The spatial ARCH model effectively captures heteroscedasticity in spatial data.

Maximum likelihood estimation performs well in simulations.

The model provides better fit for lung cancer mortality data than benchmarks.

Abstract

In this paper, we introduce a new spatial model that incorporates heteroscedastic variance depending on neighboring locations. The proposed process is regarded as the spatial equivalent to the temporal autoregressive conditional heteroscedasticity (ARCH) model. We show additionally how the introduced spatial ARCH model can be used in spatiotemporal settings. In contrast to the temporal ARCH model, in which the distribution is known given the full information set of the prior periods, the distribution is not straightforward in the spatial and spatiotemporal setting. However, it is possible to estimate the parameters of the model using the maximum-likelihood approach.
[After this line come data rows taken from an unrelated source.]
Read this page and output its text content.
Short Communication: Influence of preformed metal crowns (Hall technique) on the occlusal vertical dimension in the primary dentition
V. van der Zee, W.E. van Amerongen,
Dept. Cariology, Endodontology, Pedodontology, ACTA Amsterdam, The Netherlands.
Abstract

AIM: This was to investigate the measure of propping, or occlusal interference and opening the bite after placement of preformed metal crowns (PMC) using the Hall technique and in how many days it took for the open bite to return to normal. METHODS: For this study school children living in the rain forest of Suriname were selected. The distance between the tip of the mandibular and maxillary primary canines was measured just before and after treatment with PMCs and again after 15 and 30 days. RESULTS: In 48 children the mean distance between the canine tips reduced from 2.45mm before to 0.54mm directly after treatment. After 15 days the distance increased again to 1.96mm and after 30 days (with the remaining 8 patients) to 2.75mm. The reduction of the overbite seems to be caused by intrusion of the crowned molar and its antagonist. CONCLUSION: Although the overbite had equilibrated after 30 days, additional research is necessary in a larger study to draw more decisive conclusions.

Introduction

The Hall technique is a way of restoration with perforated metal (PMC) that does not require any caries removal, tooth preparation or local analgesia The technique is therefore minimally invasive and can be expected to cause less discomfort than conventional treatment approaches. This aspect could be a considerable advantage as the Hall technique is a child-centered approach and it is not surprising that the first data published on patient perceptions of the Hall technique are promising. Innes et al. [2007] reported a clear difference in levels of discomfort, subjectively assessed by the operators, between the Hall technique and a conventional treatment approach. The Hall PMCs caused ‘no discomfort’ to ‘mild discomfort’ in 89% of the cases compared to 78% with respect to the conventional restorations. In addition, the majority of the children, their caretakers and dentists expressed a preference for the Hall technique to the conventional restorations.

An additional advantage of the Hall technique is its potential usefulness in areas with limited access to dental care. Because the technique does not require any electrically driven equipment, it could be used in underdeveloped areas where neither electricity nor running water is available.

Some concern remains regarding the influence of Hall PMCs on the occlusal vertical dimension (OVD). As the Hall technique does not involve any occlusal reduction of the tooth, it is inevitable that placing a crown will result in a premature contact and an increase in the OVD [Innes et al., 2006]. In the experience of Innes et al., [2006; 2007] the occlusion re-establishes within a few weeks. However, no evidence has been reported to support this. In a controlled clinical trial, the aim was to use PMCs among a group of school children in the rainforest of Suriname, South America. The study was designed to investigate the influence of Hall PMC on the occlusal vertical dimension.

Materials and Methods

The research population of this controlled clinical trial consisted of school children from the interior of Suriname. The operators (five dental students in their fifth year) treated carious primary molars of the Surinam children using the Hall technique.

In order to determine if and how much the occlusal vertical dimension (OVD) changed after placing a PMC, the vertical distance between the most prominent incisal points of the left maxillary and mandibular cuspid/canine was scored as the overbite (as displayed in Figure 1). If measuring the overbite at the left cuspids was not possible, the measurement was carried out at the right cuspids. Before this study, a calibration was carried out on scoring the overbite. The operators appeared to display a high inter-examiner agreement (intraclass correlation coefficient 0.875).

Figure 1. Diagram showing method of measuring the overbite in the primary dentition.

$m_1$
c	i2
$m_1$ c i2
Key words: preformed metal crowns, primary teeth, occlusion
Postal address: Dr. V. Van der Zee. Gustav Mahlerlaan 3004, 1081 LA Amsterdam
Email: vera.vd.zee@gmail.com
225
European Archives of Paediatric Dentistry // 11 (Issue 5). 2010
Via Monte Carlo simulations, we demonstrate the performance of the estimator for a specific spatial weighting matrix. Moreover, we combine the known spatial autoregressive model with the spatial ARCH model assuming heteroscedastic errors. Eventually, the proposed autoregressive process is illustrated using an empirical example. Specifically, we model lung cancer mortality in 3108 U.S. counties and compare the introduced model with two benchmark approaches.